The use of photocatalysts in water treatment systems is regarded as an advanced technology. To ensure efficiency and stability, the optimization of photocatalyst immobilization is essential for application in water treatment processes. In this study, we investigated the effect of atomic layer deposition (ALD) conditions on the development of highly photocatalytically active thin ZnO films. Three different temperatures and three ALD cycles were employed to evaluate the photocatalytic activity of thin ZnO films (represented by the production rate of reactive oxygen species and the degradation rate of methylene blue). We found that the surface properties of the thin ZnO films, such as grain size and homogeneity, exerted a dominant influence on the photocatalytic activity. At a low temperature (50 degrees C), nanograins were not formed properly, while various nanograin shapes were obtained at a high temperature (250 degrees C).

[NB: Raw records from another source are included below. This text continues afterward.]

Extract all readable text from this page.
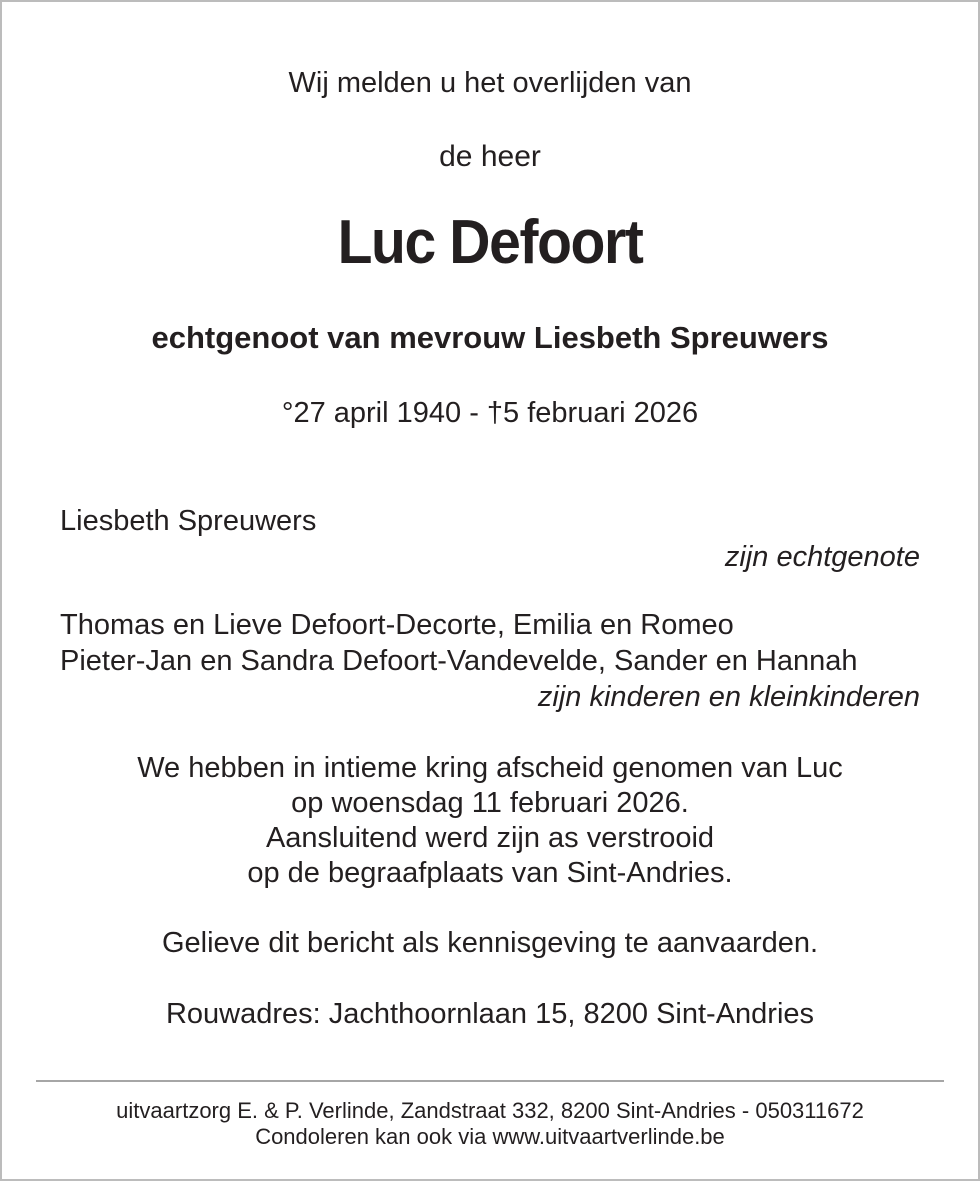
Wij melden u het overlijden van
de heer
Luc Defoort
echtgenoot van mevrouw Liesbeth Spreuwers
°27 april 1940 - †5 februari 2026
Liesbeth Spreuwers
zijn echtgenote
Thomas en Lieve Defoort-Decorte, Emilia en Romeo
Pieter-Jan en Sandra Defoort-Vandevelde, Sander en Hannah
zijn kinderen en kleinkinderen
We hebben in intieme kring afscheid genomen van Luc
op woensdag 11 februari 2026.
Aansluitend werd zijn as verstrooid
op de begraafplaats van Sint-Andries.
Gelieve dit bericht als kennisgeving te aanvaarden.
Rouwadres: Jachthoornlaan 15, 8200 Sint-Andries
uitvaartzorg E. & P. Verlinde, Zandstraat 332, 8200 Sint-Andries - 050311672
Condoleren kan ook via www.uitvaartverlinde.be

The optimized grain had a grain size of 20 nm and a (002)/(101) crystalline orientation ratio of 2.2. The UV light absorption increased in proportion to the film thickness, and a minimum film thickness (50 nm) was necessary to ensure high photocatalytic activity at the film surface. In addition, the increase in the photocatalytic activity was not significant as the thickness increased beyond the optimum thickness. These results will provide useful guidelines for the fabrication of thin ZnO films with excellent photocatalytic activity for water treatment.